Let me now offer my own little summary of the very future that I, like so many of my classmates, did live through to this moment:  No, Thomas M. Engelhardt never wrote that classic book The Influence of the Civil War on Mexican Art of the Twentieth Century, but he did author The End of Victory Culture: Cold War America and the Disillusioning of a Generation (published in 1995) in which he wrote about the victory weapon of World War II, the “bunker culture” of the 1950s and 1960s that it produced, and what (as best he could tell) to make of it all.

In addition, with that end-of-the-world sensibility still in mind, while an editor at the publishing house Pantheon Books, he would make more visible something Americans had largely been prevented from seeing after August 1945. As it happened, a friend would show him a book put out by a Japanese publisher that collected the memories of some of the survivors of Hiroshima along with drawings they had done of that experience. Yes, in his childhood, Thomas M. Engelhardt had indeed seen giant irradiated ants and an incredible shrinking man on screen in science-fictionalized versions of an irradiated future. But missing from his all-American world had been any vision of what had actually happened to the inhabitants of Hiroshima and Nagasaki in that all-American past.

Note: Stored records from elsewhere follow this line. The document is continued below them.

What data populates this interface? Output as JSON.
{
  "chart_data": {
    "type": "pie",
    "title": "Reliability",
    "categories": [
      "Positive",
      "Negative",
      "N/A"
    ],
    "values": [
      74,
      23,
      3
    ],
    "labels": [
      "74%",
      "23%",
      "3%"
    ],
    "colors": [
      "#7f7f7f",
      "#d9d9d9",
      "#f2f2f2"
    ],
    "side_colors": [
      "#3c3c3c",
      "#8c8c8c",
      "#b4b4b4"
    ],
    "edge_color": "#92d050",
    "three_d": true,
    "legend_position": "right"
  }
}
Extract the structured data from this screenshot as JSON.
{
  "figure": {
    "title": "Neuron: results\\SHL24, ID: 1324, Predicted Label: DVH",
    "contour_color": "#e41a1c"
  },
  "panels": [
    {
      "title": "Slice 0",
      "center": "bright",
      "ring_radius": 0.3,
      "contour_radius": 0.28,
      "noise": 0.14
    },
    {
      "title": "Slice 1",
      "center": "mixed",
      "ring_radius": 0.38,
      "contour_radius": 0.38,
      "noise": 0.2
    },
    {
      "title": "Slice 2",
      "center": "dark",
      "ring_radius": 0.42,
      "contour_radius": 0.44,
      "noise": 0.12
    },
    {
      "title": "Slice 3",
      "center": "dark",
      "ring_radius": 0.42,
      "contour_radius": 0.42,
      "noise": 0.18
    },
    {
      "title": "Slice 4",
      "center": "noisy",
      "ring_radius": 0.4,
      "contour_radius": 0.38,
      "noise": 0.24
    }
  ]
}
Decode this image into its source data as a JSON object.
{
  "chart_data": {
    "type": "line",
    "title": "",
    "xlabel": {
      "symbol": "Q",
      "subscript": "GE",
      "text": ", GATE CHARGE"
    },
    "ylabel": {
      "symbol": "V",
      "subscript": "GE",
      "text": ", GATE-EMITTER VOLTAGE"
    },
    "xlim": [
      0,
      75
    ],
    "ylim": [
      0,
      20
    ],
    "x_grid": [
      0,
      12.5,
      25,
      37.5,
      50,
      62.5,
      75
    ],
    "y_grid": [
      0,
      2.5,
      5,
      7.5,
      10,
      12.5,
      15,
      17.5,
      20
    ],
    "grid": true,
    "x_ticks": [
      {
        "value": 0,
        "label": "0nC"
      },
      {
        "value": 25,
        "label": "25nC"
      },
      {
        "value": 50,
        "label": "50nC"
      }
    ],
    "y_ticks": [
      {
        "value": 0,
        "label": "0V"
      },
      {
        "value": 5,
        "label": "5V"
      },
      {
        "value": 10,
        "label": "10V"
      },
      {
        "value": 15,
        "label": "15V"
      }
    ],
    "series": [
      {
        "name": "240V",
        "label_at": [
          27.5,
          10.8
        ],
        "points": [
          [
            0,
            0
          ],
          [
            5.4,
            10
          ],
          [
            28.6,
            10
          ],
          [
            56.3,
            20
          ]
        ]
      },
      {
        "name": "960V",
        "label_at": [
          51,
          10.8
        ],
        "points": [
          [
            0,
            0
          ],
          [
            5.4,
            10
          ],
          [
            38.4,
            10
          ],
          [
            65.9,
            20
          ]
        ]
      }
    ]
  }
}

In 1979, not long before an antinuclear movement that would make use of it revved up in this country, he published that Japanese book, Unforgettable Fire: Pictures Drawn by Atomic Bomb Survivors, which all too vividly laid out the memories of those who had experienced world’s end in an up-close-and-personal fashion. And several years later, thanks to that book’s Japanese editor (amazed that any American would have considered publishing it), he actually went to Hiroshima and visited the Peace Memorial Museum, something he’s never forgotten.

And in the next century, the one my high school classmates and I hadn’t even begun to imagine and weren’t at all sure we’d live to see, he would, almost by happenstance, start a website called (not by him) TomDispatch that would repeatedly focus on the two world-ending ways humanity had discovered to do itself in and how to begin to deal with them.

And honestly, all of this leaves me wondering today what that “prophesy” might look like for the high school graduates of 2023 or those of my grandchildren’s generation in an even more distant future. I certainly hope for the best, but also fear the worst.  Perhaps it, too, would begin: “Being an historian, I am jotting down these notes out of habit, but what I saw and experienced two days ago I am sure no one else as civilized as I am will ever see. I am writing for those who shall come a long time from now. First of all, let me introduce myself.  I am [NAME TO BE FILLED IN], world-renowned historian of the twenty-first century, should that mean anything to whoever reads this account….”

More than 60 years later, even writing that, no less remembering the world of once-upon-a-time, and imagining what it will be like after I’m long gone sends chills down my spine and leaves me hoping against hope that, someday, one of my grownup grandchildren will read this and not think worse of the class of 1962 or their grandfather for it.